Murphy M G, Byczko Z
Department of Pharmacology, Dalhousie University, Halifax, Nova Scotia, Canada.
Biochem Pharmacol. 1989 Oct 1;38(19):3289-95. doi: 10.1016/0006-2952(89)90627-8.
We have examined the effects of R-phenylisopropyladenosine (R-PIA) and other adenosine analogues on basal, prostaglandin E1 (PGE1)- and forskolin-stimulated cyclic AMP (cAMP) formation in intact N1E-115 neuroblastoma cells, to determine whether the cells contain A1 adenosine receptors that are negatively coupled with adenylate cyclase. Basal levels of cAMP (68 +/- 7 pmol/mg protein; mean +/- SE, N = 15) were not altered by low concentrations of R-PIA. The apparent lack of inhibition was not due to increases in cAMP due to activation of a stimulatory A2 receptor by endogenously-synthesized adenosine. By comparison, low levels of R-PIA did reduce significantly (P less than 0.05) PGE1-dependent increases in cAMP formation (maximum response to PGE1, 972 +/- 77 pmol cAMP/mg protein; EC50 for PGE1, 0.2 microM). Inhibition was dose dependent, and resulted in a 30-50% maximum reduction in production stimulated by PGE1. Nanomolar concentrations of R-PIA elicited half-maximal inhibition; the inhibitory response was blocked by 8-phenyltheophylline (8-PT). The order of potencies of several adenosine analogues in eliciting this response suggested that inhibition was mediated by an A1 adenosine receptor. Examination of the effects of R-PIA on forskolin-stimulated cAMP formation yielded several interesting findings. First, stimulation by the diterpene by itself was blocked by both adenosine deaminase (ADA) and 8-PT (40 and 25% inhibition respectively). Low concentrations of R-PIA (less than 10(-6) M) had no effect on forskolin-stimulated cAMP production. At higher levels (greater than or equal to 10(-6) M) the analogues acted synergistically with the diterpene, to yield cAMP levels that were up to 3-fold higher than the additive effect of the two agents. Potentiation was stereospecific, Ca2+ dependent, and was blocked by 8-PT. The results of this study suggest that, in N1E-115 neuroblastoma cells, inhibitory A1 receptors are not stimulated in response to non-specific elevations in cAMP, but are associated with specific stimulatory receptors such as those activated by PGE1.

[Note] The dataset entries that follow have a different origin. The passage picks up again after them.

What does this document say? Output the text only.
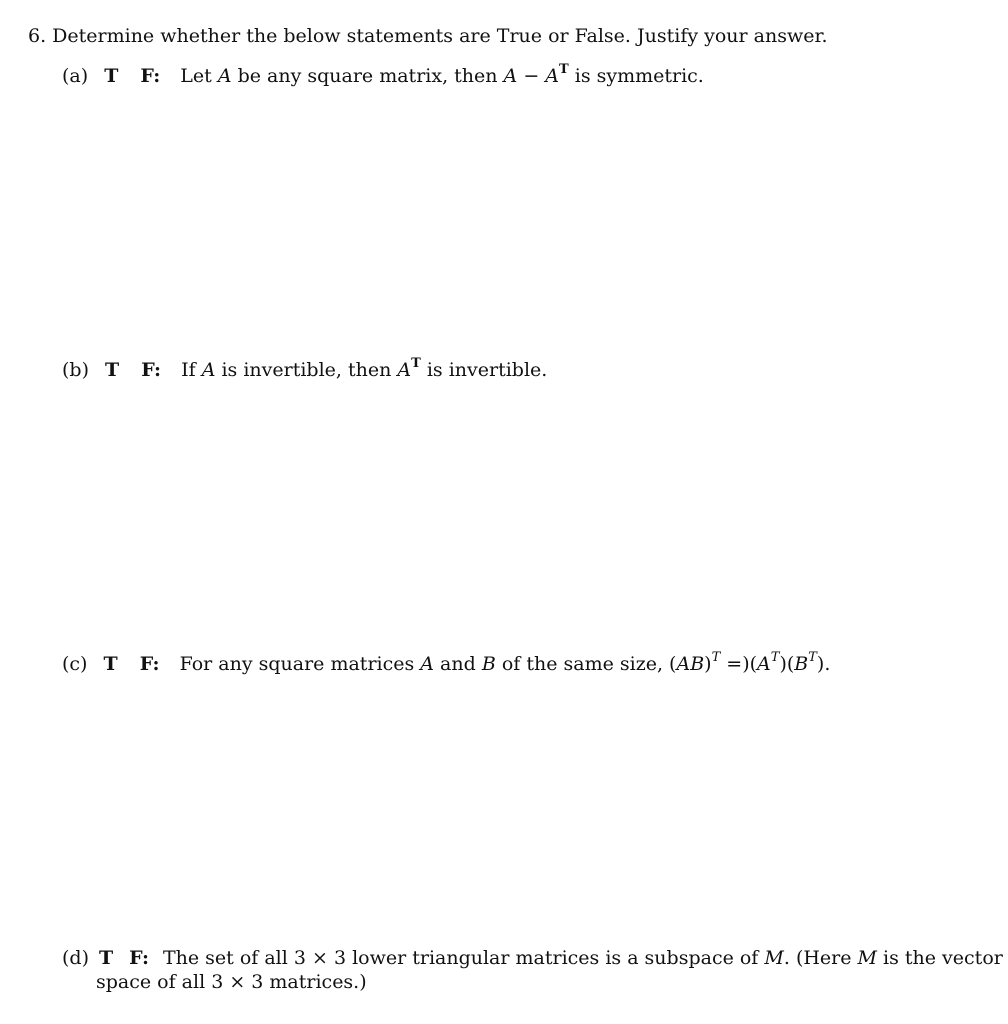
6. Determine whether the below statements are True or False. Justify your answer.
(a) T F: Let A be any square matrix, then $A - A^T$ is symmetric.
(b) T F: If A is invertible, then $A^T$ is invertible.
(c) T F: For any square matrices A and B of the same size, $(AB)^T =)(A^T)(B^T)$.
(d) T F: The set of all 3 × 3 lower triangular matrices is a subspace of M. (Here M is the vector
space of all 3 × 3 matrices.)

我们研究了R-苯异丙基腺苷(R-PIA)和其他腺苷类似物对完整的N1E-115神经母细胞瘤细胞中基础的、前列腺素E1(PGE1)和福斯高林刺激的环磷酸腺苷(cAMP)生成的影响,以确定这些细胞中是否含有与腺苷酸环化酶负偶联的A1腺苷受体。低浓度的R-PIA不会改变cAMP的基础水平(68±7 pmol/mg蛋白质;平均值±标准误,N = 15)。这种明显缺乏抑制作用并非是由于内源性合成的腺苷激活刺激性A2受体导致cAMP增加所致。相比之下,低水平的R-PIA确实显著降低了(P < 0.05)PGE1依赖性的cAMP生成增加(对PGE1的最大反应,972±77 pmol cAMP/mg蛋白质;PGE1的EC50,0.2 μM)。抑制作用呈剂量依赖性,导致PGE1刺激产生的cAMP最大减少30 - 50%。纳摩尔浓度的R-PIA引起半数最大抑制;该抑制反应被8-苯基茶碱(8-PT)阻断。几种腺苷类似物引发此反应的效力顺序表明抑制作用是由A1腺苷受体介导的。研究R-PIA对福斯高林刺激的cAMP生成的影响产生了几个有趣的发现。首先,二萜单独刺激被腺苷脱氨酶(ADA)和8-PT阻断(分别抑制40%和25%)。低浓度的R-PIA(< 10^(-6) M)对福斯高林刺激的cAMP产生没有影响。在较高水平(≥10^(-6) M)时,类似物与二萜协同作用,使cAMP水平比两种药物的加和效应高出多达3倍。增强作用具有立体特异性、Ca2+依赖性,并被8-PT阻断。本研究结果表明,在N1E-115神经母细胞瘤细胞中,抑制性A1受体不会因cAMP的非特异性升高而被激活,但与特定的刺激性受体相关,如那些被PGE1激活的受体。